Present market circumstances counsel world oil demand would common 103.9 million barrels per day (MMbpd) this 12 months, with progress prospects weighed down by United States tariffs, the Worldwide Vitality Company (IEA) mentioned Thursday.
That also represents a rise of simply over 1 MMbpd, in comparison with final 12 months’s progress of 830,000 bpd, with decrease costs anticipated to supply some offset in opposition to a commerce war-induced decline, in keeping with the intergovernmental physique’s month-to-month oil market report.
Alternatively, provide is already rising even earlier than the Group of the Petroleum Exporting International locations and its ally producers unwind manufacturing cuts, resulting in a surplus, the IEA mentioned.
“The macroeconomic circumstances that underpin our oil demand projections deteriorated over the previous month as commerce tensions escalated between america and several other different nations”, the Paris-based IEA mentioned in a press release. “New US tariffs, mixed with escalating retaliatory measures, tilted macro dangers to the draw back.
“Latest oil demand knowledge have underwhelmed, and progress estimates for 4Q24 [fourth quarter 2024] and 1Q25 have been marginally downgraded to round 1.2 mb/d [million barrels a day], with knowledge for each superior and growing markets coming in under projections”.
“Proposed US tariffs on Canada and Mexico, set to take impact on 1 April, could impression flows and costs from the 2 nations that accounted for roughly 70 % of US crude oil imports final 12 months”, the IEA added.
“In the meantime, the newest spherical of sanctions on Russia and Iran has but to considerably disrupt loadings, whilst some consumers have scaled again purchases”.
Towards the backdrop of escalating commerce tensions and OPEC Plus’ plans to start out restoring manufacturing charges, benchmark crude costs fell by about $7 a barrel in February and early March, the IEA famous.
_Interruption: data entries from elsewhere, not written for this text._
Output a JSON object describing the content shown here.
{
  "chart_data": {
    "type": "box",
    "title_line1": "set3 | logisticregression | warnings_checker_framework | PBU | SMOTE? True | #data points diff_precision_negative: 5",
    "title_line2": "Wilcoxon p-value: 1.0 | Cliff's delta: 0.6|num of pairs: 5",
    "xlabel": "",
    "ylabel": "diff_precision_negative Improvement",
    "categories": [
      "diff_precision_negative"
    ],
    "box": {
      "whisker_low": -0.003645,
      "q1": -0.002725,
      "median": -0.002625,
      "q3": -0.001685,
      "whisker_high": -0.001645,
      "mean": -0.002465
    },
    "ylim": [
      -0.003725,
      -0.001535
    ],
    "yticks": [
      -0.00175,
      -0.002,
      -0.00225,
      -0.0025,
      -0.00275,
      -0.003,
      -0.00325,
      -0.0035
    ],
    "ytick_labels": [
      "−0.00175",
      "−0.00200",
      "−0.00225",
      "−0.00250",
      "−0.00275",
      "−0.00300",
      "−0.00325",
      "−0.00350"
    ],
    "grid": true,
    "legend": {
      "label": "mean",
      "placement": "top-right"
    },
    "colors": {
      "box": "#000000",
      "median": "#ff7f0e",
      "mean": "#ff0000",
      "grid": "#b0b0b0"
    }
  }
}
Over the previous eight weeks Brent futures declined by $11 per barrel, it mentioned.
The weakening of costs will help a requirement progress of which Asia would account for almost 60 %, in keeping with the IEA. Asian good points could be led by China, “the place petrochemical feedstocks will present everything of progress as demand for refined fuels reaches a plateau”, it mentioned.
“Dangers to the market outlook stay rife and uncertainties abound”, the IEA mentioned. “Our present balances counsel world oil provide could exceed demand by round 600 kb/d [thousand barrels a day] this 12 months.
“If OPEC+ extends the unwinding of output cuts past April with out reining in provide from members at the moment overproducing versus their targets, one other 400 kb/d might be added to the market.
“Equally, the scope and scale of tariffs stay unclear, and with commerce negotiations persevering with apace, it’s nonetheless too early to evaluate the impression in the marketplace outlook”.